In the two weeks since the game between Armagh and Laois, one question has not been asked: Why did Armagh wrongly brand a Laois player as a racist?
There have been so many disappointing, if not downright worrying, aspects to this saga that a lot of the core issues surrounding it have been lost in the hysteria.
Páraic Duffy did the right thing by intervening, and quickly too by the GAA's standards. He also did the right thing in brokering the agreement between the two counties that produced the statement which effectively saw Armagh reverse their first position, by admitting their initial charges had not accurately reflected what had happened in Portlaoise.
The problem, though, is that by then it was already too late. It is a pretty serious slur on an individual's character to be branded a racist. The fact that Armagh subsequently withdrew the claim counts for nothing -- the mud had been thrown and much of it had stuck.
The language used in newspaper reports all that week confirms this. The Armagh player, Ciarán McKeever, had 'allegedly' kicked the Laois player after the Laois player had called him a 'British bastard' and chanted 'God Save The Queen'. Only the kick in the tunnel was alleged, the rest was reported as fact, giving credence to Armagh's claim in the public mind.

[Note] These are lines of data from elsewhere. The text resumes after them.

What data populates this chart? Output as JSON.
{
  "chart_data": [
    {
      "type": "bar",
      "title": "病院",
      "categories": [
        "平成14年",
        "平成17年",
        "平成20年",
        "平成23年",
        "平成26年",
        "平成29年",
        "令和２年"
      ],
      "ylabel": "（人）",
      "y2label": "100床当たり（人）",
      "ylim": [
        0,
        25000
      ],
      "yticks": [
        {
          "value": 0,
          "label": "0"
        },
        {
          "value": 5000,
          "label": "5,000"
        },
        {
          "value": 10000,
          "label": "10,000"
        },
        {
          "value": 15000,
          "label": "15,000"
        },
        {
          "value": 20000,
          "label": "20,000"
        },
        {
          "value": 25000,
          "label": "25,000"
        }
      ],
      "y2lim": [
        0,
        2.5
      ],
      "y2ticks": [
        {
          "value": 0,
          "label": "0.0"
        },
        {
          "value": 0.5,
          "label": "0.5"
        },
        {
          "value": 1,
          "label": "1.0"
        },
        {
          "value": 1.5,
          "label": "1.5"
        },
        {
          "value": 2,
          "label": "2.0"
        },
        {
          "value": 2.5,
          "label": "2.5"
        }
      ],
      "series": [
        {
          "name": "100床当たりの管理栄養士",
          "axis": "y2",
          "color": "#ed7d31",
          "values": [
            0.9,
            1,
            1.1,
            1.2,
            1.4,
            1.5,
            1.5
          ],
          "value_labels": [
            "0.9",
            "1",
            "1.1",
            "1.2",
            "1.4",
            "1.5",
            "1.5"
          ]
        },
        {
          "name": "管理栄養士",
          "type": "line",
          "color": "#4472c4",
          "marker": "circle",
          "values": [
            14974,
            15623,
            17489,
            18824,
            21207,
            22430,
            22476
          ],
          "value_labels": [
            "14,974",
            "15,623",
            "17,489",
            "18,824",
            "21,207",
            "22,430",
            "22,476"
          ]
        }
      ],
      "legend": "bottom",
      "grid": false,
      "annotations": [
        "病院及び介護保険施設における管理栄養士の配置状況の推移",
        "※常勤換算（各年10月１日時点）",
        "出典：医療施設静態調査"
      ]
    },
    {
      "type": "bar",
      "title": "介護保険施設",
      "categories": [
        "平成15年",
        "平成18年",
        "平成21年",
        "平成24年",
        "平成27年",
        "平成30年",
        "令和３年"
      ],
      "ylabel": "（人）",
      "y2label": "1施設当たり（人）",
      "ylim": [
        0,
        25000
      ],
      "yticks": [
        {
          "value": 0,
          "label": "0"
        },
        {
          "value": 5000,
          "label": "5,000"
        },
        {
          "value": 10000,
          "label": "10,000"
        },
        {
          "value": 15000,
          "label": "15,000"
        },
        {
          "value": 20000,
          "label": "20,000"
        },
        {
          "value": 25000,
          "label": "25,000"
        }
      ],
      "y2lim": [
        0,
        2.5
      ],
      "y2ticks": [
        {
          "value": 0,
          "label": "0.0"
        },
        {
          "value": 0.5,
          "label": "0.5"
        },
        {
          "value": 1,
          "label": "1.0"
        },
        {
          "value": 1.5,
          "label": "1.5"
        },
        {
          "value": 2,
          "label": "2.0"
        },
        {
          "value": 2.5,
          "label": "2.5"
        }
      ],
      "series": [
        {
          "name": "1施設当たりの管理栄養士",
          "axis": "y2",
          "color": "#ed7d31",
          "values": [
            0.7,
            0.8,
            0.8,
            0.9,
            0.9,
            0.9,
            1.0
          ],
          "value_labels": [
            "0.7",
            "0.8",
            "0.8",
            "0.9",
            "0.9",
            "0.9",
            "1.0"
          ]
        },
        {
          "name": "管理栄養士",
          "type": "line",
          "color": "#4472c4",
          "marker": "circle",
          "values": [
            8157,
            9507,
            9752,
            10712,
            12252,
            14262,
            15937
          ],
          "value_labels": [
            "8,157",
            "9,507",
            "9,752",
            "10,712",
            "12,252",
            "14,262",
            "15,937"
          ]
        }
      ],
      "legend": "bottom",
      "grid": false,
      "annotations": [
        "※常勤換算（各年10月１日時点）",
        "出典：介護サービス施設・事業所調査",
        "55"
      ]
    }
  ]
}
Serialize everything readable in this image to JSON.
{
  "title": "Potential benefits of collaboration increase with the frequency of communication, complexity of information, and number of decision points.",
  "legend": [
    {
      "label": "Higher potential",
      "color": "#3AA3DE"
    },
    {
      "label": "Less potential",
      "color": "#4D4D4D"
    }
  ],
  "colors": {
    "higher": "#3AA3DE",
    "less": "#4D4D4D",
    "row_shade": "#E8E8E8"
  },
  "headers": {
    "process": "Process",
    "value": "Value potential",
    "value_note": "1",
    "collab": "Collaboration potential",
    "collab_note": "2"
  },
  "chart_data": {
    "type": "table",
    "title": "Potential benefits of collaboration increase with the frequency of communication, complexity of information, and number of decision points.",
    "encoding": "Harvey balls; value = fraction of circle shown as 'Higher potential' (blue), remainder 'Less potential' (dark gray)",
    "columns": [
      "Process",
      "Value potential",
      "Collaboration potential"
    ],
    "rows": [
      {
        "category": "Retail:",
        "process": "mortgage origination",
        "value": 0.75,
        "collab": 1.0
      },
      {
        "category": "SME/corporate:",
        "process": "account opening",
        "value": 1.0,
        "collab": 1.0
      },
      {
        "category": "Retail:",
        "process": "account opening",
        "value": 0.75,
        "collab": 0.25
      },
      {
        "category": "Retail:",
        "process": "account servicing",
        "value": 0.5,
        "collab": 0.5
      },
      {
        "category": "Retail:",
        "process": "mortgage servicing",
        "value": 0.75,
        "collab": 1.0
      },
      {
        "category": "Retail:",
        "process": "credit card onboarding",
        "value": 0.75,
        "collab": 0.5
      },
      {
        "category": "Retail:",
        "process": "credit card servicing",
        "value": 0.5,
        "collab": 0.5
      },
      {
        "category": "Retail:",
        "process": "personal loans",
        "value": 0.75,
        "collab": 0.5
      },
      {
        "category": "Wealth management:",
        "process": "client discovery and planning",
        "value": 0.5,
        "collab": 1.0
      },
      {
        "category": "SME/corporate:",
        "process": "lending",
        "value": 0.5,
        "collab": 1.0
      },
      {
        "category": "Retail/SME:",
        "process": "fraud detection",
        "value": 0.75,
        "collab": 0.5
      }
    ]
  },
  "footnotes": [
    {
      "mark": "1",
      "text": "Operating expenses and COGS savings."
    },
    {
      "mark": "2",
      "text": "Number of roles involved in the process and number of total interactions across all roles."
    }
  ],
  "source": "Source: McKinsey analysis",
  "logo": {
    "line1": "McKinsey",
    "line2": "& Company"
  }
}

But, by last week, the language had changed somewhat. On the day of the second CCCC hearing, the Laois player's behaviour was 'alleged'. Some newspapers retreated from their first position, although you have to wonder why they had not challenged the Armagh statement from the start, so incredible was it.
This Laois player had not been named by the media, but his name was circulated on Twitter and in GAA chat rooms. A couple of journalists phoned him and said they were going to name him and said they would give him a chance to give his side of the story. He kept his counsel.
The GAA, though, should have gone further than it did. Armagh's initial actions did a lot of damage all round, including to their own reputation.
Armagh's actions merited a stronger response from Croke Park. It's hardly stretching things to suggest that senior officials will have been exasperated by Armagh's accusations. They brought the GAA into disrepute. In a year which has started badly for the association, this was a real low point.
Many involved in Gaelic games will have bristled slightly at the notion of an Ulster team complaining about sledging. Others not familiar with Gaelic games will have been given yet another reason to believe the goings-on at football and hurling matches are far from savoury.
Like payments to managers, playing illegal players and training during the closed season, the verbal exchanges that take place during games between players, and between officials, is something the GAA doesn't want, but equally it is something it has done little or nothing to prevent.
This is what Páraic Duffy said on Setanta last Sunday: "I would have preferred if Armagh hadn't issued the original statement. The wording of it was pretty strong and perhaps in the heat of the moment I can understand that. But I think it would have been better for everyone if they hadn't. They could have raised the issue without releasing such a strong statement, which I think wasn't warranted.
"An incident clearly took place but there'll be no punishment against Armagh. I think as the week went on they realised it was time to calm down a little bit. There were strong words in terms of racism, sectarianism and so on. I don't think it was an incident of racism or sectarianism. It was trash talking, sledging whatever you want to call it, it shouldn't happen, it's not something you want to see as part of our games but I don't think that it's an indication that there's a rampant racism or sectarianism within the Association or about the way our games are played."
Right, and wrong. There is not rampant racism or sectarianism in the game. There was a need to punish Armagh for creating an environment which made out there is; for trying to play on the idea of some kind of north-south divide. When it comes to competitive games, there is a north-south divide. There is also a Dublin-Meath divide, Cork-Kerry, Galway-Mayo, Cork-Tipperary . . . and so on.
This is what happens in games, at club and county level. If you don't like it, then do something about it by empowering and encouraging match-day officials who hear such talk to deal with it. And tell counties like Armagh who go off on solo runs like this to button it.